India's other operational rocket, PSLV, has limitations up to what mass it can handle, making the success of GSLV with indigenous cryogenic engine extremely important as this rocket can carry heavier communication satellites to a much higher orbit.

"Cryogenic route has to be there for the future of the larger communication satellites", Radhakrishnan,also Secretary in the Department of Space, explained, noting that ISRO took up indigenous cryogenic engine programme in 1992.

It was noted that 50 per cent of velocity is provided by the upper cryogenic stage.

He said the August 19 mission is technically and emotionally important as the previous venture was a failure.

"We have to see through. Stakes are very high, seriousness is very high. Entire organisation feels for it. For the last three years, we have been at it".

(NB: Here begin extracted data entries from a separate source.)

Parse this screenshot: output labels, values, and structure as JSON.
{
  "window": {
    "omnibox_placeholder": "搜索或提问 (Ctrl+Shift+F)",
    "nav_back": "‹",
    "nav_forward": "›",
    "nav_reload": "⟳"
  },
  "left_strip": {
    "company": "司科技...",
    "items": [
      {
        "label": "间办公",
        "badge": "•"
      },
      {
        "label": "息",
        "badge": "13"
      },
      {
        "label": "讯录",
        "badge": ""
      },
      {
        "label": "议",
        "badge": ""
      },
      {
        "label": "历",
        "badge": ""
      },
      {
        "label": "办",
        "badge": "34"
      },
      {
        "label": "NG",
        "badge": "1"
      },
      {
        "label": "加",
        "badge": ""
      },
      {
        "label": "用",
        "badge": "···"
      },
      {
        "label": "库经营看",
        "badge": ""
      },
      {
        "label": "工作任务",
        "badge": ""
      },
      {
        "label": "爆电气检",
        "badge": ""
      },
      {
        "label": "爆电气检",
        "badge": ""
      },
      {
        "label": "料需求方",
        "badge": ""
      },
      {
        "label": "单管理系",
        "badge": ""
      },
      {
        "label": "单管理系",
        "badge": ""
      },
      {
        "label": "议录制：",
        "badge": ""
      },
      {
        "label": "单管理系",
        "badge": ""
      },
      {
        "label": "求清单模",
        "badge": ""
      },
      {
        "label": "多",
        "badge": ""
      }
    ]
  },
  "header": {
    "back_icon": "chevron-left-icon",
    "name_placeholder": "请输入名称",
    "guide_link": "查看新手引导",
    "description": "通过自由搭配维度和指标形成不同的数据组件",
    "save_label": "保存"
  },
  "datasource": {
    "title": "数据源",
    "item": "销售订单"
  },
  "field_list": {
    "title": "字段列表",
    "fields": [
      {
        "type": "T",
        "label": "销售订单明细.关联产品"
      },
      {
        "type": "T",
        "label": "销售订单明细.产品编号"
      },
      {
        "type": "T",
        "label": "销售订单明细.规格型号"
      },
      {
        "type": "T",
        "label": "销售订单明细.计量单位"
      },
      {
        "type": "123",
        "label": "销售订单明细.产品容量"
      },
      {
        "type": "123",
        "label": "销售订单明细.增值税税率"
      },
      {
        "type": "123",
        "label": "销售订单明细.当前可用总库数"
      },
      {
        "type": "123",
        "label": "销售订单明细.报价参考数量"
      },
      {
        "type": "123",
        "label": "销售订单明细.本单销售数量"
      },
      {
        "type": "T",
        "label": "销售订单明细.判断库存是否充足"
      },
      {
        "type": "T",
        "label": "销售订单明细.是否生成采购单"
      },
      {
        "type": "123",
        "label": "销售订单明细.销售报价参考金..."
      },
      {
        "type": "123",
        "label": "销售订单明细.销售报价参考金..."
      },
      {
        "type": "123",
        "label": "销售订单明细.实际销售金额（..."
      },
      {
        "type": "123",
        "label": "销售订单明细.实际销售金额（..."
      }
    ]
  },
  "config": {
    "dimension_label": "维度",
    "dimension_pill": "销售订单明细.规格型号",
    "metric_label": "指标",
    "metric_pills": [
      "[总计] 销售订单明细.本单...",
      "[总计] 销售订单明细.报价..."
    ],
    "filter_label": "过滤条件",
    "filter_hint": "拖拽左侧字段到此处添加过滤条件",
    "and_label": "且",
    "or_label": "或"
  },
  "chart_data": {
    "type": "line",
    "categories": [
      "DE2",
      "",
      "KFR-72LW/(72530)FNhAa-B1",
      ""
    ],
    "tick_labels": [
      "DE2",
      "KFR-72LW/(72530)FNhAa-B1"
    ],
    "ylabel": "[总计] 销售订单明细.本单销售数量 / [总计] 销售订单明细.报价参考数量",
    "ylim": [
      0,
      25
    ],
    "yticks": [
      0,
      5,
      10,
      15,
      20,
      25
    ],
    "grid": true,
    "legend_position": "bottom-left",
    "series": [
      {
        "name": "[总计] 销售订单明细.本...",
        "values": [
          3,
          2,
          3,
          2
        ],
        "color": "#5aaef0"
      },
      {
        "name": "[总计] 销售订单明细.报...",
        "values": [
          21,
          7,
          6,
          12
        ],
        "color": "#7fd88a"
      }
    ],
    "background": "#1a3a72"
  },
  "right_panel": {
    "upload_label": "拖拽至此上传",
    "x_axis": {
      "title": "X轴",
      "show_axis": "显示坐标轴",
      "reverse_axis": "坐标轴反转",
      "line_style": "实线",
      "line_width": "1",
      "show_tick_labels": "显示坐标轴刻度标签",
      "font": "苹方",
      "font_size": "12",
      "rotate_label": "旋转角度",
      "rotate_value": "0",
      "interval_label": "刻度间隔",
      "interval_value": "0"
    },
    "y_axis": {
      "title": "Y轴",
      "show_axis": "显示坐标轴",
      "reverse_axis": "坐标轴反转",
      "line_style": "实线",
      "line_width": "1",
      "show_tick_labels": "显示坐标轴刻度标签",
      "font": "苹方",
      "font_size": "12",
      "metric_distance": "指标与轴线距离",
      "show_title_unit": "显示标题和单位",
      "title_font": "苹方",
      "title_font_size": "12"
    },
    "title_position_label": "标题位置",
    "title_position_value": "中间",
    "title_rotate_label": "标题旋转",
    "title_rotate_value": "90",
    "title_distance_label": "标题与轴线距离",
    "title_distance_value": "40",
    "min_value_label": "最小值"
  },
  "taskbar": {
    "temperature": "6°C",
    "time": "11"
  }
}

The failure analysis committee concluded after the unsuccessful April 15, 2010, mission that the thrust build up did not progress as expected due to non-availability of liquid hydrogen supply to the thrust chamber of the main engine.

This failure was attributed to the anomalous stopping of Fuel Booster Turbo Pump (FBTP).

In the last three years, ISRO conducted extensive failure analysis studies and reviews. Cryo stage FBTP was modified as per GSLV-D3 failure analysis committee recommendations and qualification tests carried out,ISRO officials said.